How do we locate areas with these sharp changes in height? Let's pick some point on this map. Knowing our point’s height alone is relatively unhelpful since although it may tell us how high up it is, we get no information about how the height has changed around it. What if, in addition, we also considered the heights of points a small radius away from our chosen point? Ah-hah! Now by comparing these nearby heights, we can get some measurement of the height changes around our point!

This intuition is the driving principle behind a well-known edge detector called the Sobel operator. The operator works by dragging two kernels or filters called Sobel X and Sobel Y across an image to calculate horizontal and vertical intensity changes respectively. For each target pixel in the image, the kernel selects and performs an operation on a neighborhood of surrounding pixels. This compares the intensity of the neighboring pixels with each other and uses them to compute the change in intensity at the target pixel. To demonstrate this, below is an interactive example using the Sobel X and Sobel Y filters. Drag the filters around and see how different areas reflect different intensity changes.

The Math Behind the Filter

Under the hood, filters are grids of numerical weights that are matched up to each neighborhood of pixels. The filter weights and the pixel intensities are used to calculate a weighted sum that represents the change at each target pixel. This process of dragging a grid across a larger grid is called cross correlation. Doing this with a flipped filter is a slightly different process called convolution. In general, we prefer doing convolutions because of their nicer properties, such as being able to compose a series of convolutions into a single convolution.

Change as a Vector

The end result of applying both the Sobel X and Sobel Y filters to our image is two new pixel arrays containing values that represent horizontal and vertical changes respectively. These values can also be thought of as the X and Y components for a grid of 2D arrows or vectors. The vectors gotten using the Sobel operator are known as gradients. For a given pixel, the magnitude of the gradient tells us how much overall intensity change occurs at that pixel and the angle tells us the general direction of that intensity change.

Below is a demonstration that illustrates these gradients. Draw edges or select one of the preset images and observe how the direction and magnitude of the gradient vectors change in response.

So far, our algorithm consists of taking a color image, converting it to grayscale intensities, and applying the Sobel operator to it to find the image's gradients. Observing the magnitudes of these gradients at the end of the pipeline below, we can already begin to see edges manifest as brighter pixels where intensity change is strong.

Problems and Shortcomings

Plugging images through this algorithm, you may have already noticed that Sobel by itself does not perform very well.
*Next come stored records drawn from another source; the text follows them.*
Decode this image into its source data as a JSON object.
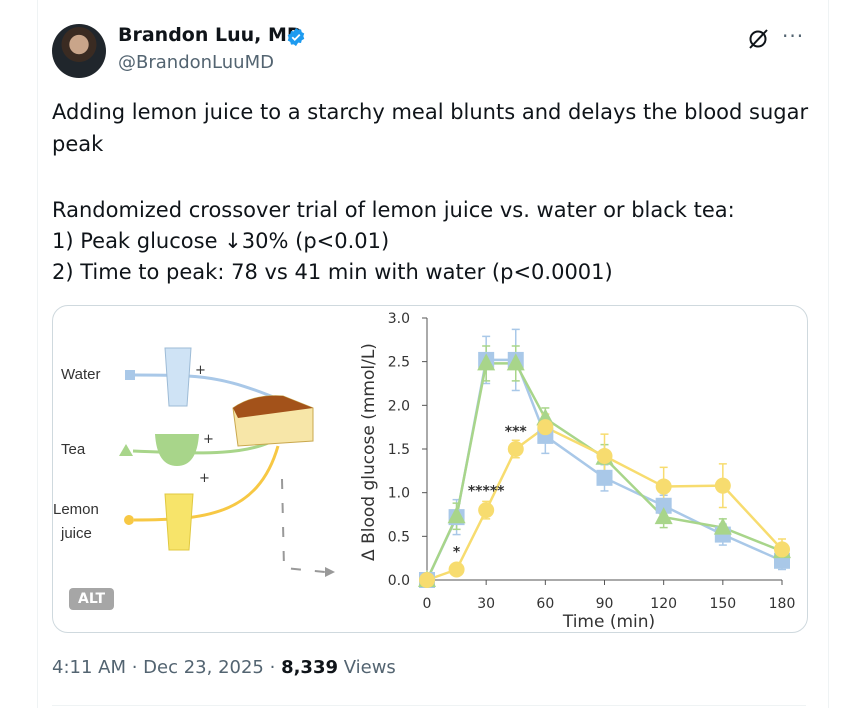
{
  "author": {
    "name": "Brandon Luu, MD",
    "handle": "@BrandonLuuMD"
  },
  "tweet": {
    "line1": "Adding lemon juice to a starchy meal blunts and delays the blood sugar",
    "line2": "peak",
    "line3": "Randomized crossover trial of lemon juice vs. water or black tea:",
    "line4": "1) Peak glucose ↓30% (p<0.01)",
    "line5": "2) Time to peak: 78 vs 41 min with water (p<0.0001)"
  },
  "illustration": {
    "water": "Water",
    "tea": "Tea",
    "lemon1": "Lemon",
    "lemon2": "juice",
    "plus": "+"
  },
  "alt_badge": "ALT",
  "meta": {
    "time": "4:11 AM",
    "sep1": " · ",
    "date": "Dec 23, 2025",
    "sep2": " · ",
    "views": "8,339",
    "views_label": " Views"
  },
  "more_label": "···",
  "chart_data": {
    "type": "line",
    "xlabel": "Time (min)",
    "ylabel": "Δ Blood glucose (mmol/L)",
    "x": [
      0,
      15,
      30,
      45,
      60,
      90,
      120,
      150,
      180
    ],
    "xticks": [
      "0",
      "30",
      "60",
      "90",
      "120",
      "150",
      "180"
    ],
    "yticks": [
      "0.0",
      "0.5",
      "1.0",
      "1.5",
      "2.0",
      "2.5",
      "3.0"
    ],
    "xlim": [
      0,
      180
    ],
    "ylim": [
      0,
      3.0
    ],
    "series": [
      {
        "name": "Water",
        "color": "#a9c8e8",
        "marker": "square",
        "values": [
          0.0,
          0.72,
          2.52,
          2.52,
          1.65,
          1.17,
          0.85,
          0.52,
          0.22
        ],
        "err": [
          0,
          0.2,
          0.27,
          0.35,
          0.2,
          0.15,
          0.12,
          0.12,
          0.1
        ]
      },
      {
        "name": "Tea",
        "color": "#a8d58a",
        "marker": "triangle",
        "values": [
          0.0,
          0.73,
          2.48,
          2.48,
          1.85,
          1.4,
          0.72,
          0.6,
          0.33
        ],
        "err": [
          0,
          0.15,
          0.2,
          0.2,
          0.12,
          0.15,
          0.12,
          0.1,
          0.08
        ]
      },
      {
        "name": "Lemon juice",
        "color": "#f7dc6f",
        "marker": "circle",
        "values": [
          0.0,
          0.12,
          0.8,
          1.5,
          1.75,
          1.42,
          1.07,
          1.08,
          0.35
        ],
        "err": [
          0,
          0.05,
          0.1,
          0.1,
          0.15,
          0.25,
          0.22,
          0.25,
          0.12
        ]
      }
    ],
    "annotations": [
      {
        "text": "*",
        "x": 15,
        "y": 0.27
      },
      {
        "text": "*****",
        "x": 30,
        "y": 0.97
      },
      {
        "text": "***",
        "x": 45,
        "y": 1.65
      }
    ]
  }
}
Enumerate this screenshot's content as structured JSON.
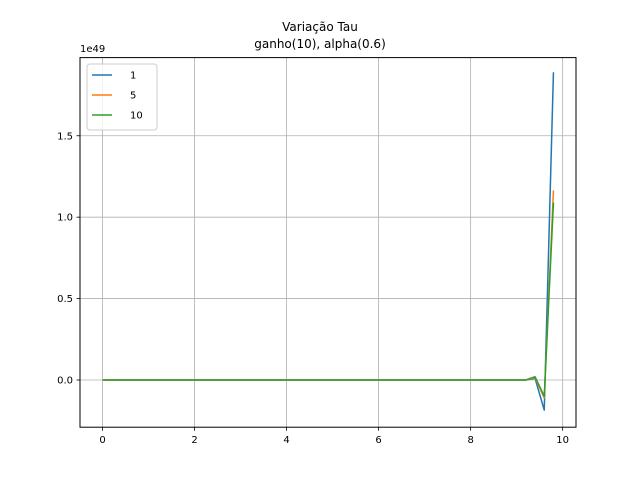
{
  "chart_data": {
    "type": "line",
    "title": "Variação Tau",
    "subtitle": "ganho(10), alpha(0.6)",
    "xlabel": "",
    "ylabel": "",
    "y_offset_label": "1e49",
    "xlim": [
      -0.49,
      10.29
    ],
    "ylim": [
      -0.29,
      1.98
    ],
    "x_ticks": [
      0,
      2,
      4,
      6,
      8,
      10
    ],
    "x_tick_labels": [
      "0",
      "2",
      "4",
      "6",
      "8",
      "10"
    ],
    "y_ticks": [
      0.0,
      0.5,
      1.0,
      1.5
    ],
    "y_tick_labels": [
      "0.0",
      "0.5",
      "1.0",
      "1.5"
    ],
    "grid": true,
    "legend_position": "top-left",
    "x": [
      0,
      0.2,
      0.4,
      0.6,
      0.8,
      1.0,
      1.2,
      1.4,
      1.6,
      1.8,
      2.0,
      2.2,
      2.4,
      2.6,
      2.8,
      3.0,
      3.2,
      3.4,
      3.6,
      3.8,
      4.0,
      4.2,
      4.4,
      4.6,
      4.8,
      5.0,
      5.2,
      5.4,
      5.6,
      5.8,
      6.0,
      6.2,
      6.4,
      6.6,
      6.8,
      7.0,
      7.2,
      7.4,
      7.6,
      7.8,
      8.0,
      8.2,
      8.4,
      8.6,
      8.8,
      9.0,
      9.2,
      9.4,
      9.6,
      9.8
    ],
    "series": [
      {
        "name": "1",
        "color": "#1f77b4",
        "values": [
          0,
          0,
          0,
          0,
          0,
          0,
          0,
          0,
          0,
          0,
          0,
          0,
          0,
          0,
          0,
          0,
          0,
          0,
          0,
          0,
          0,
          0,
          0,
          0,
          0,
          0,
          0,
          0,
          0,
          0,
          0,
          0,
          0,
          0,
          0,
          0,
          0,
          0,
          0,
          0,
          0,
          0,
          0,
          0,
          0,
          0,
          0,
          0.01,
          -0.185,
          1.89
        ]
      },
      {
        "name": "5",
        "color": "#ff7f0e",
        "values": [
          0,
          0,
          0,
          0,
          0,
          0,
          0,
          0,
          0,
          0,
          0,
          0,
          0,
          0,
          0,
          0,
          0,
          0,
          0,
          0,
          0,
          0,
          0,
          0,
          0,
          0,
          0,
          0,
          0,
          0,
          0,
          0,
          0,
          0,
          0,
          0,
          0,
          0,
          0,
          0,
          0,
          0,
          0,
          0,
          0,
          0,
          0,
          0.015,
          -0.11,
          1.165
        ]
      },
      {
        "name": "10",
        "color": "#2ca02c",
        "values": [
          0,
          0,
          0,
          0,
          0,
          0,
          0,
          0,
          0,
          0,
          0,
          0,
          0,
          0,
          0,
          0,
          0,
          0,
          0,
          0,
          0,
          0,
          0,
          0,
          0,
          0,
          0,
          0,
          0,
          0,
          0,
          0,
          0,
          0,
          0,
          0,
          0,
          0,
          0,
          0,
          0,
          0,
          0,
          0,
          0,
          0,
          0,
          0.02,
          -0.1,
          1.09
        ]
      }
    ]
  }
}
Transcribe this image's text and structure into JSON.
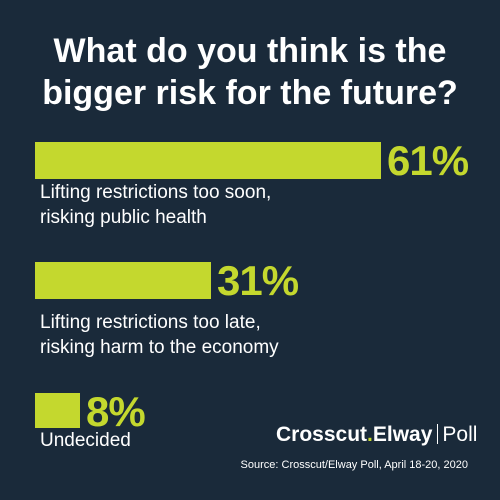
{
  "chart_data": {
    "type": "bar",
    "orientation": "horizontal",
    "title": "What do you think is the bigger risk for the future?",
    "categories": [
      "Lifting restrictions too soon,\nrisking public health",
      "Lifting restrictions too late,\nrisking harm to the economy",
      "Undecided"
    ],
    "values": [
      61,
      31,
      8
    ],
    "value_labels": [
      "61%",
      "31%",
      "8%"
    ],
    "xlim": [
      0,
      100
    ],
    "grid": false,
    "legend": "none",
    "colors": {
      "bar": "#c4d82e",
      "background": "#1a2a3a",
      "text": "#ffffff"
    }
  },
  "branding": {
    "part1": "Crosscut",
    "dot": ".",
    "part2": "Elway",
    "part3": "Poll"
  },
  "source": "Source: Crosscut/Elway Poll, April 18-20, 2020"
}
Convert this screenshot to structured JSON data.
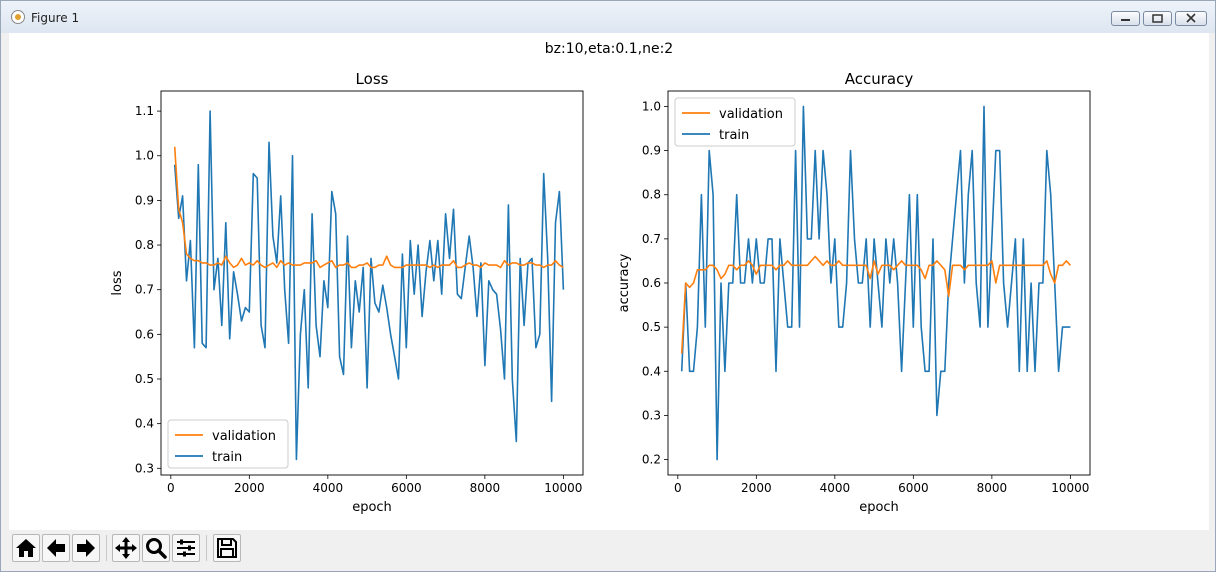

Our edge detection is not very good at producing clean and precise edges, nor is it very good at dealing with grainy images.

To make edge detection robust, several pre and post-processing steps are required along with Sobel. In fact, our current algorithm with these additional steps was formulated in 1986 by John Canny and is what we know as Canny edge detection. The full Canny edge detection pipeline can be seen below.

Since the advent of Canny edge detection, many more methods of edge detection have been proposed and experimented with such as second-differential approaches to looking at intensity or physics-based approaches to name a few.

Summary

Edge detection is the problem of locating the boundaries among objects in a scene. The core principle behind locating edges is to look for areas of sharp intensity change which can be achieved with the Sobel operator. While this is a start to finding edges, there are many more steps involved in producing clean and reliable edges. The culmination of these steps is an early edge detection algorithm called Canny edge detection which still remains in popular use today.